Accumulation

It was a dark and stormy night…

Actually it was an overcast Friday and I had no car and was stuck at home.  What to do? What to do?

I started with a coffee from the Keurig.  That was the intent but instead boxes of coffee pods came tumbling out onto the floor from a messy, disorganized cabinet that could barely close.  Pumpkin spice, chai tea latte, hot chocolate, espresso, mocha latte, mocha lessa.

Since I was grounded from going anywhere fun or spendy my agenda was set right then and there.  I looked at that pile of pods and decided that since we may move someday (or never) that the load around here needed to be lightened (personal weight issues excluded).  I strapped on an armor of use-it-or-get-rid-of-it that refused to look back, look over, or keep looking into the ever growing black bag that sat beside me as I sat on the floor.

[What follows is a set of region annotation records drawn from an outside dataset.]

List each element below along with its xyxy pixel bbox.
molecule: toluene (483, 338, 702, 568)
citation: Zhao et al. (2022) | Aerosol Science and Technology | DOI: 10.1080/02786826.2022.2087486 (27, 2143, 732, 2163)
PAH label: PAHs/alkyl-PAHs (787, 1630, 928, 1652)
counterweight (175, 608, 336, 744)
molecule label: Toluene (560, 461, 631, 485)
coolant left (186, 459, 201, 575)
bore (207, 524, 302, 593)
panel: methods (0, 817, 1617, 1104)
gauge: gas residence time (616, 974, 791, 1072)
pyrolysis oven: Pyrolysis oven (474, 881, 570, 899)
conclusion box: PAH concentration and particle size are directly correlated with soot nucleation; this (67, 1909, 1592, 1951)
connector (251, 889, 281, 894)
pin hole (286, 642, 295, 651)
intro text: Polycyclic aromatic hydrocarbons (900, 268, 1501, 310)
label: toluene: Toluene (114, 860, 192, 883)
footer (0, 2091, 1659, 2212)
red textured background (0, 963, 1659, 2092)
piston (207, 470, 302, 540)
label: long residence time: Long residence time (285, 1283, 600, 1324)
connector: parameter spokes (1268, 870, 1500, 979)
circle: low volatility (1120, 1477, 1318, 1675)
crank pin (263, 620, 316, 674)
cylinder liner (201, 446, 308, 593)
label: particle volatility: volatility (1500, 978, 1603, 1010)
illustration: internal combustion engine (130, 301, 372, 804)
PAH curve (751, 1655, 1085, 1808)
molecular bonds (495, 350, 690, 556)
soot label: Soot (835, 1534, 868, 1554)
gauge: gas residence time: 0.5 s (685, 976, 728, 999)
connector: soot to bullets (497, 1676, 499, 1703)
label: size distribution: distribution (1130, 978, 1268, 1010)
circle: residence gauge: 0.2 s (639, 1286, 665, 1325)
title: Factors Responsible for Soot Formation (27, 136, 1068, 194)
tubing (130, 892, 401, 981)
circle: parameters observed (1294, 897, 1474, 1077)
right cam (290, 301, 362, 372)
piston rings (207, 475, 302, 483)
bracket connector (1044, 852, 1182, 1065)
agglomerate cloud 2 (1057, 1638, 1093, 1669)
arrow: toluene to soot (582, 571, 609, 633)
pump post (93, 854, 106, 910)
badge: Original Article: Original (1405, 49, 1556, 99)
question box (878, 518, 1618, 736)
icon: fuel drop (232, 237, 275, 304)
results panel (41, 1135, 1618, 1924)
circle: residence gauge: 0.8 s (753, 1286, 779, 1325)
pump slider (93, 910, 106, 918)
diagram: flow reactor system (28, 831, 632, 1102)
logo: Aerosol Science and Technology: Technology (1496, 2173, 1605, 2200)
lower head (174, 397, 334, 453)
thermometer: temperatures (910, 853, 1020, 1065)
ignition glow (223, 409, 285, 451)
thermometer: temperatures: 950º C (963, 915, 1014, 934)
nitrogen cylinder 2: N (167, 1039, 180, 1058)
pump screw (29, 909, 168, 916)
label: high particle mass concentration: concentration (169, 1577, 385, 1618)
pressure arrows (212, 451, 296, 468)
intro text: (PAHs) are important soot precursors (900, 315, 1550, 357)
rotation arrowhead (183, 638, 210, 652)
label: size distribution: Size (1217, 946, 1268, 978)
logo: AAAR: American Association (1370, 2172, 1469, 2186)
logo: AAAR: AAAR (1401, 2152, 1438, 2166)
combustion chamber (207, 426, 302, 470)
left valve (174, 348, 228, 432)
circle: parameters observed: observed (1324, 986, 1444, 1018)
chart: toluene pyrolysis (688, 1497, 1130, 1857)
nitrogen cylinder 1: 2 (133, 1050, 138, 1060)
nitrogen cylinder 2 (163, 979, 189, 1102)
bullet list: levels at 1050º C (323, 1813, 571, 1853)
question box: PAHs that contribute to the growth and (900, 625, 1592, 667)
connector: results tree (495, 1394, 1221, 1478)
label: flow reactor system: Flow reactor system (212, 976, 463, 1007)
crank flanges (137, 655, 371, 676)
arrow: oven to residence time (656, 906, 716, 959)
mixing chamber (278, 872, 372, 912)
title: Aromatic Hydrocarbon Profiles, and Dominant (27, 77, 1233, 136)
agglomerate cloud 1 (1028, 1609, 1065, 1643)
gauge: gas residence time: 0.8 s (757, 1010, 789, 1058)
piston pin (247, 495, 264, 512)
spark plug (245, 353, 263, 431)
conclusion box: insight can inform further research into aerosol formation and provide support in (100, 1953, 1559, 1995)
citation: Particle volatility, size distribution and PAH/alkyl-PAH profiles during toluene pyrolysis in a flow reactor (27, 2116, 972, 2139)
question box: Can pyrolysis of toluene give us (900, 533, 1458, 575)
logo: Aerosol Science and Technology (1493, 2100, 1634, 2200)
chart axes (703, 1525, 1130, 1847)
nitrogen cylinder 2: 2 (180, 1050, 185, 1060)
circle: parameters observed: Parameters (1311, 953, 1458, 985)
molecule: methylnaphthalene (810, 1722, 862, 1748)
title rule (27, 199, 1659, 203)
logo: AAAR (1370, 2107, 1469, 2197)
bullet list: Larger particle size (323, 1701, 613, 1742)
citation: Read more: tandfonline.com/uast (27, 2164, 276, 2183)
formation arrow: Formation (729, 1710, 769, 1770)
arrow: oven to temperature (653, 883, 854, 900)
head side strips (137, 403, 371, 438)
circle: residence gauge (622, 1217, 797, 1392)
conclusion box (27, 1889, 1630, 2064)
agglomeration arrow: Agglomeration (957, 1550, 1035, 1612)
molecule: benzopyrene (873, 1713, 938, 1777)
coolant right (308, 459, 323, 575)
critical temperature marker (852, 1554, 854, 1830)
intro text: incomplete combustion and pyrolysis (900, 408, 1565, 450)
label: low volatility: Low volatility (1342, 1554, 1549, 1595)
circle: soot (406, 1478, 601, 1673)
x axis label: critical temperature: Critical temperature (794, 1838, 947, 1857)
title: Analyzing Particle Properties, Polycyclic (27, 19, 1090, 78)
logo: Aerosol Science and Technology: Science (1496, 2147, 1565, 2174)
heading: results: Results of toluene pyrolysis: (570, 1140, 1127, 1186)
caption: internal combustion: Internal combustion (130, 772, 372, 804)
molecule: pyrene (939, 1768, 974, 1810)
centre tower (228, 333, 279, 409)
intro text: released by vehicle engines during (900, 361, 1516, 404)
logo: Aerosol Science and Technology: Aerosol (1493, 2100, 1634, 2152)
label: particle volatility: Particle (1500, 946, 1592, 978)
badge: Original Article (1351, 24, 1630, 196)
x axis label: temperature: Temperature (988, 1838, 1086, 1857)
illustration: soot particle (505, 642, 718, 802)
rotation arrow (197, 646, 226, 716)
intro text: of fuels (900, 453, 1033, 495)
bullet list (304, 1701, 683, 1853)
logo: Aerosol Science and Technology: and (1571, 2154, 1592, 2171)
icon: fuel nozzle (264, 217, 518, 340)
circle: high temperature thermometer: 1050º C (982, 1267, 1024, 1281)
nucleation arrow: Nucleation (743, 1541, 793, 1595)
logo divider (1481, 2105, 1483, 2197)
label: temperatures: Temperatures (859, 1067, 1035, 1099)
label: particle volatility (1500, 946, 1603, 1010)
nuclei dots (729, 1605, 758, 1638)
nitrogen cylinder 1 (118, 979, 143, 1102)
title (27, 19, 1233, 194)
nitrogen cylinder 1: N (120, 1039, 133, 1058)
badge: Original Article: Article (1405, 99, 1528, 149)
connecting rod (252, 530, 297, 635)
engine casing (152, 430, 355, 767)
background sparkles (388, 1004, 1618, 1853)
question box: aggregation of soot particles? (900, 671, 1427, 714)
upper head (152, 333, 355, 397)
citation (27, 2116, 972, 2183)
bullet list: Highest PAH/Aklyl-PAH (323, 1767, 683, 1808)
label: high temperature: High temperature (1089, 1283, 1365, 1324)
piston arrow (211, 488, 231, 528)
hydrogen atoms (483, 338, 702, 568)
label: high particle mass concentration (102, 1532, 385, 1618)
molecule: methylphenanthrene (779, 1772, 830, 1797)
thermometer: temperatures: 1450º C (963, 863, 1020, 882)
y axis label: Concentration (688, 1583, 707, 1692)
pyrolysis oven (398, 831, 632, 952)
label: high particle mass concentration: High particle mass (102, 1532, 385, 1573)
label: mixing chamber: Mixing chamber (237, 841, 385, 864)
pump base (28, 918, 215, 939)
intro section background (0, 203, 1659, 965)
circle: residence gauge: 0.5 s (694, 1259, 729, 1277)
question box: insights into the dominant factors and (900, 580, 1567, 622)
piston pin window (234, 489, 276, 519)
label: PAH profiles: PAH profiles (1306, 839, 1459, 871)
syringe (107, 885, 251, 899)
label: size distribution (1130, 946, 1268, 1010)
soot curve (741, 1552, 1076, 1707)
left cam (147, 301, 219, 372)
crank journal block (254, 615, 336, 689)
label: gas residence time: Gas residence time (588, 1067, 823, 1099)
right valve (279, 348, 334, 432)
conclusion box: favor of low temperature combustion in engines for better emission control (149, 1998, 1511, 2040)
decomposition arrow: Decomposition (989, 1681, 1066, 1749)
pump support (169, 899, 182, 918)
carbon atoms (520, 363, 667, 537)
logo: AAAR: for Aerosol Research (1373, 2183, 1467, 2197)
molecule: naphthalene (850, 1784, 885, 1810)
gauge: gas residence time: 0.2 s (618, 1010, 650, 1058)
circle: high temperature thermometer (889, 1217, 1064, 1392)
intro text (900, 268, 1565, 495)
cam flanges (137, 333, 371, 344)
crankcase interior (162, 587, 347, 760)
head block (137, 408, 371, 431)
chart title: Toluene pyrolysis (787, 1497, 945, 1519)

Sitting amongst one’s treasures useless crap can be revealing:

I have never met a candle I didn’t think needed to come home with me.

I haven’t used a tealight in at least five years but I have dozens of them.

At some point in my life I had grandiose plans of dinner parties with said candles, tablecloths and cloth napkins.

Every beat up pair of shoes I’ve ever owned got retired to the front closet to become garden shoes.

Anorak?  Now there’s a jacket that can make any suburban mom look cool. I would know. I had four.

During my gap year when I was unemployed and searching for my passion I thought I needed to take fish oil, magnesium, iron, potassium and B-12.  Day after day my passion eluded me so I watched Dr. Oz instead.

I got into stamping and I don’t really even know what stamping is.  Boo. Joy. Thank You So Much.  Texas.  Texas?   

Ink pads for stamping.  Black, black, black, black, black, red, red, red, red, gold, silver, distressed blue.  I could literally stamp Texas to look like a pair of blue jeans.

A collection of corrugated, cardboard sleeves from Starbucks cups that could be made into, made into, made into WTF?

Tub & tile caulk?  2

Latex caulk? 4 

Vacuum cleaner bags?  10 

Bottles of Ibuprofen? 3

Frontline for an 80# dog?  2 boxes  Years since we’ve had an 80# dog?  2.5

Gloves with no mate? 6

Whilst in Target (but not in the candle aisle) my neighbor called me to tell me about an ESTATE SALE I HAD TO GO TO NOW.  I hustled out with my cat food and toilet paper (since she said it all in caps) and headed over to the sale.  That’s when I saw what accumulation looks like when it goes to the dark side.  Piles of stuff, thousands of books, three sheds in the backyard, a kitchen that barely had a path. 

It made me a little sick – this woman who bought and bought, and how did she even walk in this place?  Did anyone come and visit her?  Where did they sit?

There was no doubt that she was a hoarder, that she probably drove her family and neighbors nuts, that she bought dishes and glassware and garden pots and Christmas decorations by the dozens.  She saved decorating magazines from twenty years ago.  She saved ribbon and fabric, and calendars that were fifteen years old.  She saved toys and games that her kids must have played with decades ago. She saved hat boxes by the dozens.

She didn’t know how to stop but if you saw her stuff you would know that despite some serious mental health issues she had damn good taste.

Nothing was priced.  Depending on who was working the money it was either a pile of stuff for $5.00 or $5.00 for each item.  I drifted to The Pile of Stuff guy with my garden urns.

Then I came home and opened every drawer and closet that I had already cleaned to see if I had missed anything else that could go, certain that I didn’t want to be the lifelong caretaker of regret.